TNTnet

, just uploaded to Debian, looks interesting. Basically it offers JSP-/PHP-like embedding of C++ code into web pages (or the other way round). Well, if you want to be precise, the syntax is actually much closer to HTML::Mason, a perl-based web application framework I’ve used some years ago.

You can bet that these pages, compiled into native code, are hard to beat speed-wise… Think of compiling your website into your webserver.

It’s obviously not suited for wide audiences - you can have your users upload PHP files, but you probably won’t allow them to upload C++ code - but more for high-performance sites with specialized applications.

I have, however, one major gripe with it: The syntax is not XML.

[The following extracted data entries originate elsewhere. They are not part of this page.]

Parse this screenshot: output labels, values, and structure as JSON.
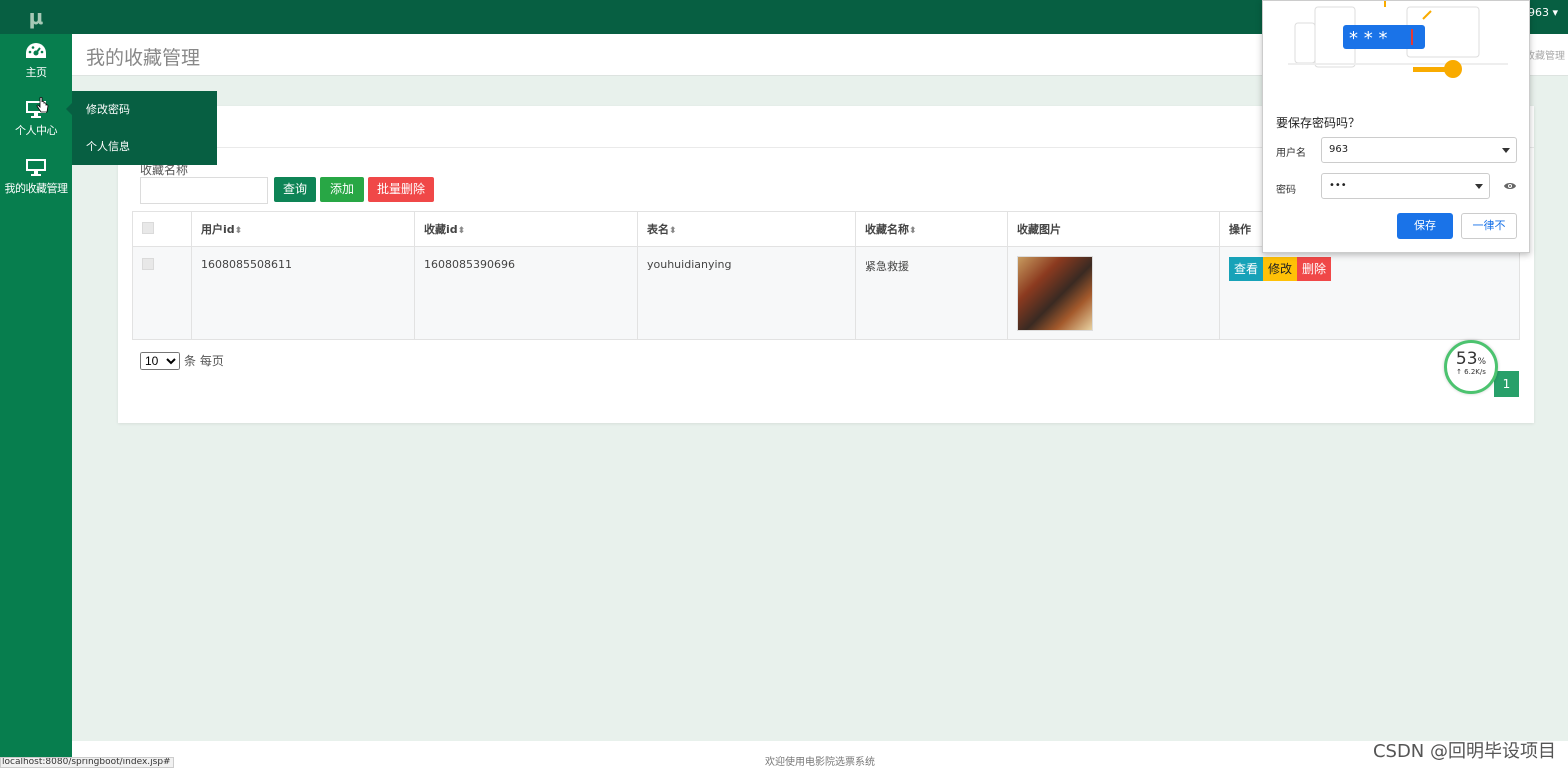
{
  "sidebar": {
    "logo": "μ",
    "items": [
      {
        "label": "主页",
        "icon": "dashboard-icon"
      },
      {
        "label": "个人中心",
        "icon": "monitor-icon"
      },
      {
        "label": "我的收藏管理",
        "icon": "monitor-icon"
      }
    ]
  },
  "topbar": {
    "user": "963 ▾"
  },
  "header": {
    "title": "我的收藏管理",
    "breadcrumb": "收藏管理"
  },
  "submenu": {
    "items": [
      "修改密码",
      "个人信息"
    ]
  },
  "search": {
    "label": "收藏名称",
    "query_btn": "查询",
    "add_btn": "添加",
    "batch_delete_btn": "批量删除"
  },
  "table": {
    "headers": [
      "用户id",
      "收藏id",
      "表名",
      "收藏名称",
      "收藏图片",
      "操作"
    ],
    "rows": [
      {
        "user_id": "1608085508611",
        "fav_id": "1608085390696",
        "table_name": "youhuidianying",
        "fav_name": "紧急救援"
      }
    ],
    "actions": {
      "view": "查看",
      "edit": "修改",
      "delete": "删除"
    }
  },
  "pager": {
    "size": "10",
    "suffix": "条 每页",
    "page": "1"
  },
  "speed": {
    "percent": "53",
    "percent_sign": "%",
    "rate": "↑ 6.2K/s",
    "fill": 0.53
  },
  "popup": {
    "question": "要保存密码吗？",
    "username_label": "用户名",
    "username_value": "963",
    "password_label": "密码",
    "password_value": "•••",
    "save_btn": "保存",
    "never_btn": "一律不"
  },
  "footer": {
    "text": "欢迎使用电影院选票系统"
  },
  "watermark": "CSDN @回明毕设项目",
  "status_url": "localhost:8080/springboot/index.jsp#",
  "colors": {
    "sidebar": "#077e4e",
    "topbar": "#075f42",
    "accent": "#1a73e8",
    "danger": "#f04848",
    "success": "#28a745"
  }
}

I wish they would have picked true XML as data format, instead on basically using string processing. I hate how many people treat webpages as mere character strings with some special characters instead of structured data serialized in some way or another.

I don’t want to be stuck using a line-based editor for structured data forever. I’m still using vim, and I’ll probably continue for a while, but for XML I’m actually just waiting for an editor with a true understanding of XML and the power and speed-of-use of vim…

KID remains my favourite way of generating web pages. It’s templating transparently embedded in a XHTML file using a separate XML namespace. And it’s actually compiling the templates into python modules.

P.S. if your ever need the Dummy 16 and Dummy17 functions, get them from microsoft (excel) now! No need to write them yourself anymore! (Dummy 1-15 are apparently discontinued.)

P.P.S. I just wanted to point out, that I’m convinced that embedding much code into a layout file is a bad idea (one of the reasons why I despise PHP). Keep logics and layout separate. KID for example is quite good at that. In my[DNSoupdate tool for example, all the template contains is loop constructs and simple case disinctions. This also brings me to my biggest gripe with KID: it depends on python. I don’t see a way of using the same template with a different language. So maybe I’ll actually go back to some TAL solution or so that is a bit more portable templating-wise (and still perfectly reuseable XML).